The trial will enrol 300 patients at up to 60 centres worldwide. DEFIANCE is Inari’s second RCT and it will run in parallel to the PEERLESS trial. PEERLESS commenced earlier this year and compares FlowTriever to catheter-directed thrombolytics in pulmonary embolism.
“Anticoagulation is still the predominant therapy used in the management of DVT and in some studies has been associated with post-thrombotic syndrome (PTS) in up to 50% of patients,” said Steven Abramowitz (MedStar Health, Washington, DC, USA), co-principal investigator. “PTS is a debilitating condition with symptoms including swelling, difficulty walking, skin changes and poorly healing open wounds. Research has shown PTS quality of life scores can be as low as those of patients suffering from heart failure or cancer. Mechanical thrombectomy procedures, using technology like ClotTriever, rapidly remove large volumes of DVT and may thereby reduce the risk of PTS.”
“DEFIANCE is the first RCT to compare mechanical thrombectomy to anticoagulation for the treatment of DVT,” said Xhorlina Marko (Beaumont Health, Dearborn, USA), co-principal investigator. “The primary endpoint for the trial is a hierarchical composite of treatment failure and PTS severity at six months.
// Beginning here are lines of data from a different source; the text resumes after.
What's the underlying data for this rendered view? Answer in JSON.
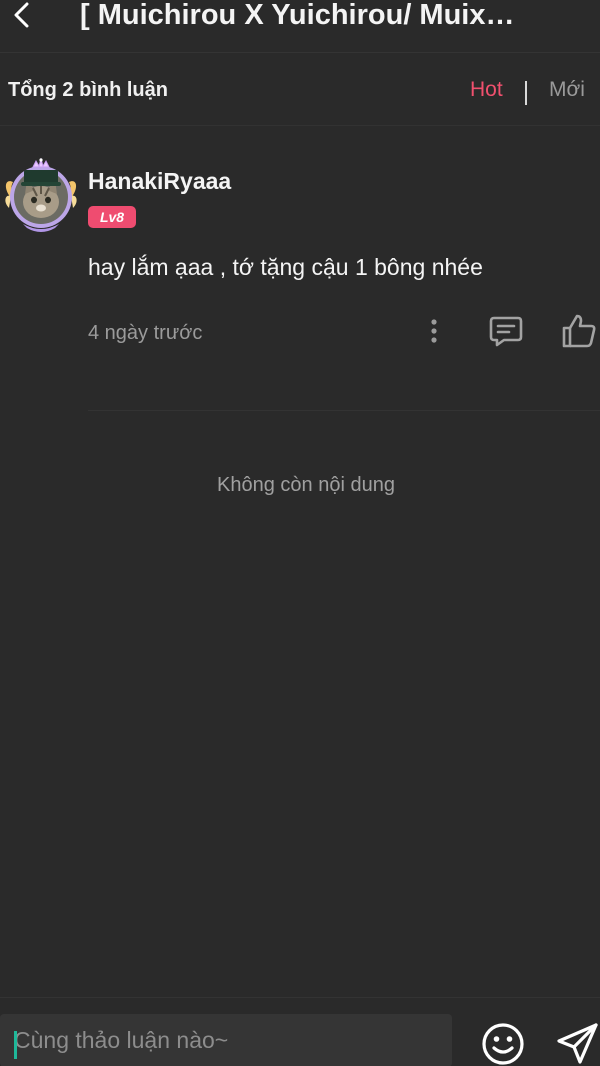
{
  "header": {
    "title": "[ Muichirou X Yuichirou/ Muix…",
    "back_icon": "chevron-left-icon"
  },
  "comments_header": {
    "total_label": "Tổng 2 bình luận",
    "sort_hot": "Hot",
    "sort_new": "Mới",
    "active_sort_color": "#f0506e"
  },
  "comment": {
    "username": "HanakiRyaaa",
    "level": "Lv8",
    "text": "hay lắm ạaa , tớ tặng cậu 1 bông nhée",
    "time": "4 ngày trước",
    "avatar_icon": "cat-avatar-with-frame",
    "level_badge_color": "#ef4c70"
  },
  "end_message": "Không còn nội dung",
  "composer": {
    "placeholder": "Cùng thảo luận nào~",
    "emoji_icon": "smiley-icon",
    "send_icon": "paper-plane-icon"
  }
}
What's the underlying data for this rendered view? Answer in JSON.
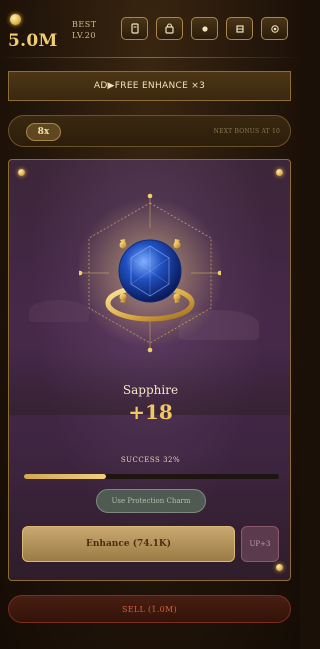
{
  "header": {
    "gold": "5.0M",
    "best_label": "BEST",
    "best_level": "LV.20",
    "toolbar_icons": [
      "card-icon",
      "lock-icon",
      "dot-icon",
      "grid-icon",
      "target-icon"
    ]
  },
  "ad_banner": {
    "label": "AD▶FREE ENHANCE ×3"
  },
  "multiplier": {
    "value": "8x",
    "next_bonus": "NEXT BONUS AT 10"
  },
  "item": {
    "name": "Sapphire",
    "level": "+18",
    "gem_color": "#1f4fb8",
    "setting_color": "#e0b24a"
  },
  "success": {
    "label": "SUCCESS 32%",
    "progress": 0.32
  },
  "buttons": {
    "protection": "Use Protection Charm",
    "enhance": "Enhance (74.1K)",
    "up": "UP+3",
    "sell": "SELL (1.0M)"
  },
  "colors": {
    "accent_gold": "#f0cd72",
    "sell_red": "#d4603e",
    "panel_purple": "#47284a"
  }
}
The trial has the potential to influence guidelines and change the standard of care.”
“Physicians need to know in which patients to use our devices and what outcomes to expect. This is our basic responsibility,” said Thomas Tu, Inari’s chief medical officer. “We have studied over 2,000 patients, published 250 peer reviewed publications, and DEFIANCE marks our sixth major clinical study. These high-quality studies will establish a new standard of care for patients and further distance us from competition.”